United Press International reported on November 6 that nearly 250,000 people in Chechnya face a cutoff of United Nations food aid as the republic faces another bitterly cold winter and rising rates of tuberculosis. “Donor countries say the U.N. World Food Program has been too slow to update its approach,” UPI reported. “The agency says a highly vulnerable population now risks going hungry. There is evidence that Russia shares the blame.” The news agency quoted WFP officials as saying that while the agency can finance its efforts through the end of November, that with the program’s principal donor, the European Commission Humanitarian Organization, threatening to scale back aid, they may be forced to shut down the program for the second winter in a row. “Last year, at the height of the coldest winter recorded in Russia in 25 years, no food aid was distributed from November to March,” UPI reported. “Doctors working in the region have said malnutrition, persistent stress, unemployment and growing poverty combined to cause a tuberculosis outbreak in Chechnya. WFP is already assisting some 650 victims of the illness, though Mia Turner, a WFP spokeswoman based in Cairo, told UPI the stigma attached to tuberculosis could mean that many cases have gone unreported.” According to UPI, 2,600 metric tons of iron-enriched wheat flour from the U.S. Agency for International Development destined for Chechnya was not forwarded to the republic after arriving in St. Petersburg in September 2005 because Russian officials said iron levels in the wheat were too high, violating health standards. UP quoted a WFP spokesman, Robin Lodge, as saying that only now, after a year of waiting, has the agency resolved to divert the aid to Afghanistan.

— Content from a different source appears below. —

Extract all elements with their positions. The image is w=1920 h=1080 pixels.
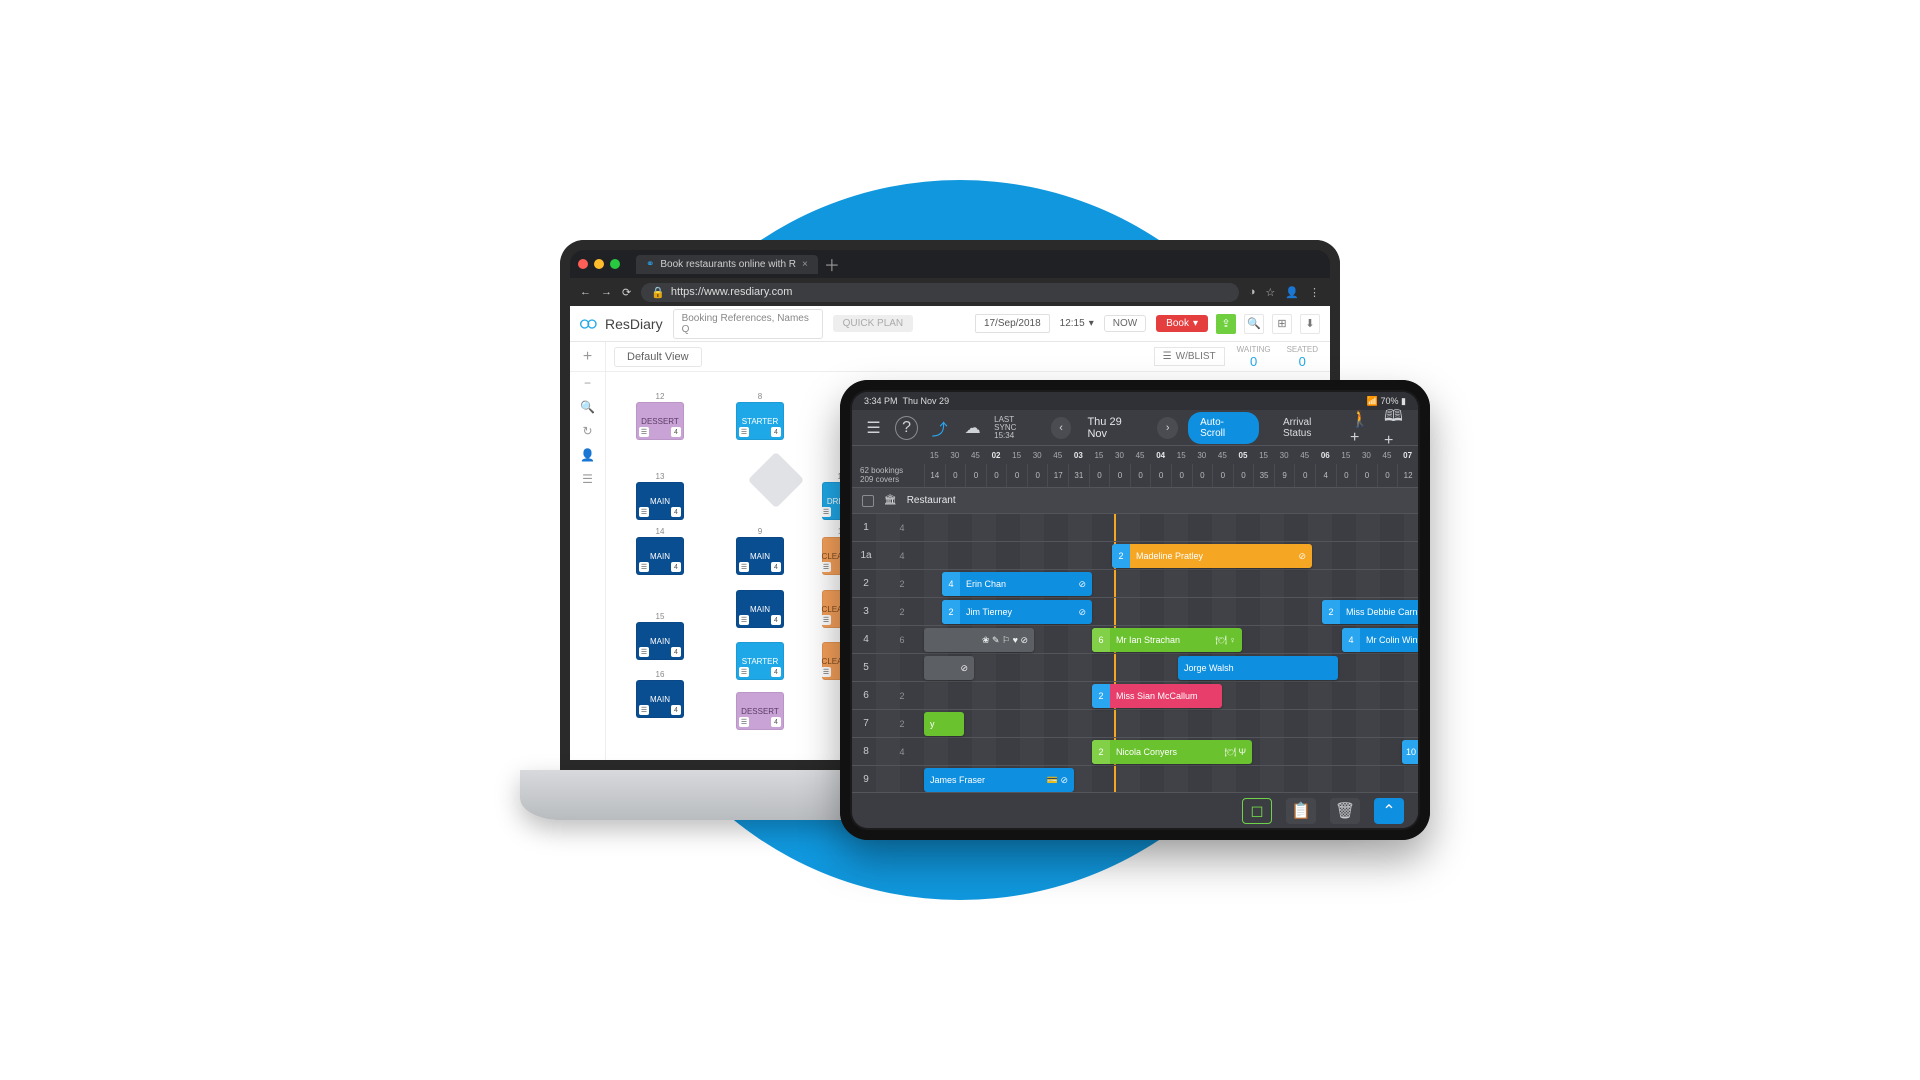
- grid-icon[interactable]: ⊞: [1272, 314, 1292, 334]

–CHECHEN AND AFRICAN IMMIGRANTS BATTLE IN NICE, FRANCE

A fight between immigrants from Chechnya and North Africa in a suburb of Nice, France, resulted in the hospitalization of four North Africans, RIA Novosti reported on November 5, citing the newspaper Nice Matin. Following the incident, dozens of young North Africans gathered outside the apartment buildings where Chechen refugees live, threatening the Chechens and burning four cars. Police who were sent to the scene and dispersed the crowds using rubber bullets. RIA Novosti reported on November 7 that four people in masks had attacked a Chechen refugee in Nice the previous day, putting him in the hospital. Kavkazky Uzel reported on November 8 that 15 Chechens were detained by police after gunfire broke out in the neighborhood. Citing French media, the website on November 9 quoted a Nice deputy prosecutor, Michel Redon, as saying that the violence between the two immigrant communities was possibly connected to a dispute over “illegal activities.” Gazeta.ru, meanwhile, reported that 30 Chechen women had gathered in front of the Nice mayor’s office on November 8 to protest the fact that Chechens were being housed in dangerous residential areas. Around 300 hundred Chechen families live in Nice.

–624 CHECHEN INTERIOR MINISTRY EMPLOYEES KILLED SINCE 1999

Acting Chechen Interior Minister Sultan Satuev said during a meeting of mothers and widows of slain law-enforcement staff in Grozny on November 7 that the 624 employees of the republic’s Interior Ministry had been killed since the start of the “anti-terrorist” operation in 1999. According to Satuev, another 941 Interior Ministry staffers were wounded during that period.